Despite TIME’s self- bequeathed title of musical royalty, this period of hard-sought recognition was accompanied by its share of hardship for Bubbles.  In October of 1974, Beverly underwent surgery for ovarian cancer.  No doubt her positive temperament was a significant asset to her health, with describing her recovery as being “so rapid and complete”, she was able to open the San Francisco Opera ‘s official season performing the title role in Donizetti’s comedy “The Daughter of the Regiment” just one month later.

Sills versus Bing
When her covers in Time and NEWSWEEK Magazines hit newsstands, it was generally assumed that an invitation to sing at the Metropolitan Opera  was inevitably soon to follow.


The arrogant Mr.
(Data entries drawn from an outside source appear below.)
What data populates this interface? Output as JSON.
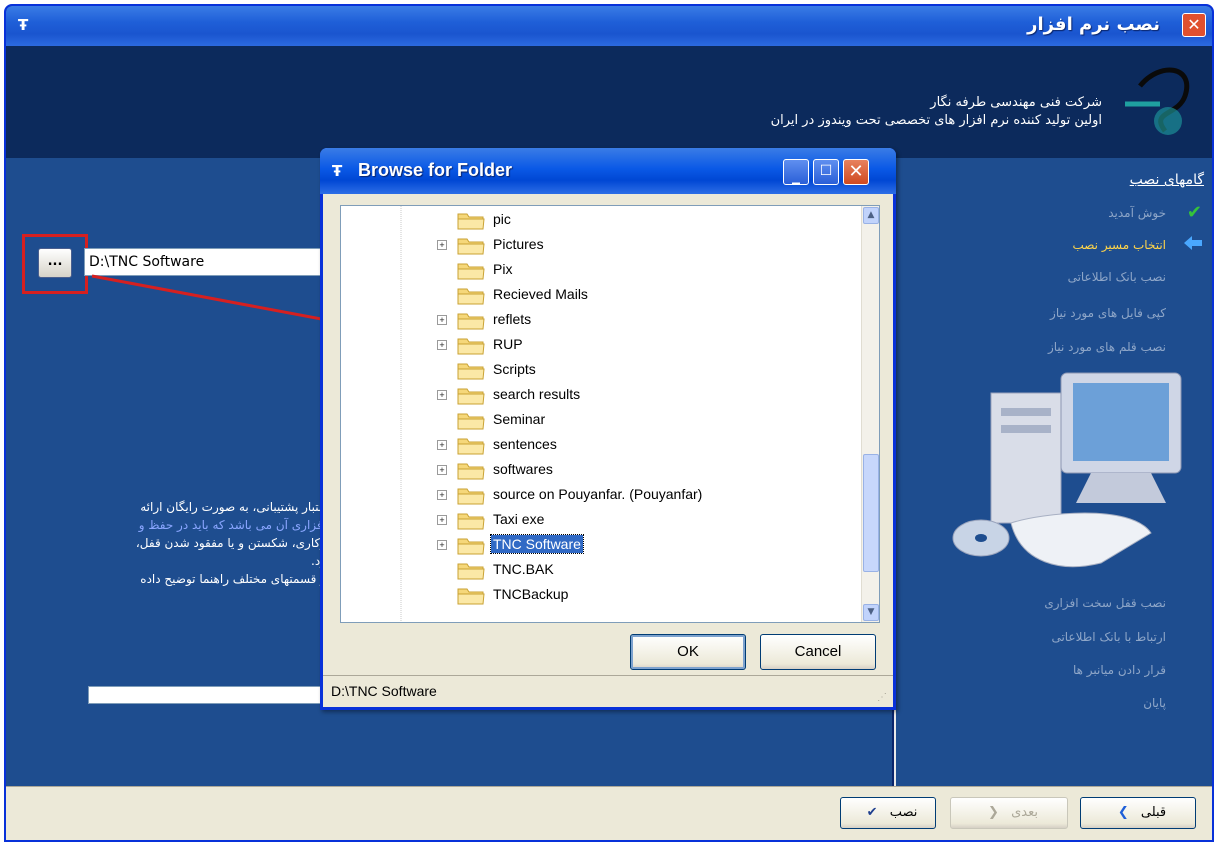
{
  "window": {
    "title": "نصب نرم افزار",
    "close_glyph": "✕",
    "icon_glyph": "Ŧ"
  },
  "header": {
    "company_line1": "شرکت فنی مهندسی طرفه نگار",
    "company_line2": "اولین تولید کننده نرم افزار های تخصصی تحت ویندوز در ایران"
  },
  "steps": {
    "title": "گامهای نصب",
    "items": [
      {
        "label": "خوش آمدید",
        "state": "done"
      },
      {
        "label": "انتخاب مسیر نصب",
        "state": "active"
      },
      {
        "label": "نصب بانک اطلاعاتی",
        "state": "pending"
      },
      {
        "label": "کپی فایل های مورد نیاز",
        "state": "pending"
      },
      {
        "label": "نصب قلم های مورد نیاز",
        "state": "pending"
      },
      {
        "label": "نصب قفل سخت افزاری",
        "state": "pending"
      },
      {
        "label": "ارتباط با بانک اطلاعاتی",
        "state": "pending"
      },
      {
        "label": "قرار دادن میانبر ها",
        "state": "pending"
      },
      {
        "label": "پایان",
        "state": "pending"
      }
    ]
  },
  "main": {
    "path_value": "D:\\TNC Software",
    "browse_label": "...",
    "description_lines": [
      "عتبار پشتیبانی، به صورت رایگان ارائه",
      "افزاری  آن می باشد  که  باید در حفظ  و",
      "رکاری، شکستن و یا مفقود شدن قفل،",
      "ود.",
      "ر قسمتهای مختلف راهنما توضیح داده"
    ]
  },
  "dialog": {
    "title": "Browse for Folder",
    "min_glyph": "_",
    "max_glyph": "☐",
    "close_glyph": "✕",
    "ok_label": "OK",
    "cancel_label": "Cancel",
    "status_path": "D:\\TNC Software",
    "tree": [
      {
        "label": "pic",
        "expandable": false,
        "selected": false
      },
      {
        "label": "Pictures",
        "expandable": true,
        "selected": false
      },
      {
        "label": "Pix",
        "expandable": false,
        "selected": false
      },
      {
        "label": "Recieved Mails",
        "expandable": false,
        "selected": false
      },
      {
        "label": "reflets",
        "expandable": true,
        "selected": false
      },
      {
        "label": "RUP",
        "expandable": true,
        "selected": false
      },
      {
        "label": "Scripts",
        "expandable": false,
        "selected": false
      },
      {
        "label": "search results",
        "expandable": true,
        "selected": false
      },
      {
        "label": "Seminar",
        "expandable": false,
        "selected": false
      },
      {
        "label": "sentences",
        "expandable": true,
        "selected": false
      },
      {
        "label": "softwares",
        "expandable": true,
        "selected": false
      },
      {
        "label": "source on Pouyanfar. (Pouyanfar)",
        "expandable": true,
        "selected": false
      },
      {
        "label": "Taxi exe",
        "expandable": true,
        "selected": false
      },
      {
        "label": "TNC Software",
        "expandable": true,
        "selected": true
      },
      {
        "label": "TNC.BAK",
        "expandable": false,
        "selected": false
      },
      {
        "label": "TNCBackup",
        "expandable": false,
        "selected": false
      }
    ]
  },
  "footer": {
    "install_label": "نصب",
    "next_label": "بعدی",
    "prev_label": "قبلی"
  },
  "colors": {
    "accent_red": "#d62020",
    "active_step": "#ffd54a",
    "selection": "#316ac5"
  }
}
Rudolf Bing, General Manager of the Metropolitan Opera , 1950-1972

Unfortunately, no such invitation came.

The Met’s General Manager throughout the 1960’s and 70’s was Rudolf Bing, a Viennese born impresario who claimed Americans wanted to see European singers if they went to the opera, most especially Italians.  Bing would later claim that his resolute decision to not use Sills was “the single biggest mistake of his career”. When told his words in a 1997 interview, Beverly retorted  “Mr. Bing is an ass.  He was just an improbable, impossible General Manager of the Metropolitan Opera…. The arrogance of that man.”

Sills had to wait for Bing’s retirement in order to make her Metropolitan Opera  debut at the age of 46 when she sang the lead role of Pamira in Rossini’s “The Siege of Corinth” on April 7th, 1975.  The soprano received a roaring ovation of applause when she stepped on stage for a full 18 minutes before singing a single note.

When a person is born with the planets Venus and her “chart ruler” Uranus placed in the Fire sign of Aries along with the planet Mars being positioned in the Fire sign of Leo, as well as their Moon and Saturn placed in the Fire sign of Sagittarius, it can be safely presumed not only does that person possess a seemingly endless supply of energy, it can also be said they tend to be fearless souls as well.

This could explain Beverly Sills’ reputation for being not just an internationally acclaimed opera singer, but a well respected and highly admired business woman and charity spokesperson as well.

The official recording of Rossini’s gem that was practically unknown at the tme which Beverly Sills triumphed performing at Milan’s La Scala and made her debut singing at the Metropolitan Opera, “The Siege of Corinth”. The woman shown next to Sills is one of Brad’s favorite singers whom he has also written extensively about: Miss Shirley Verrett.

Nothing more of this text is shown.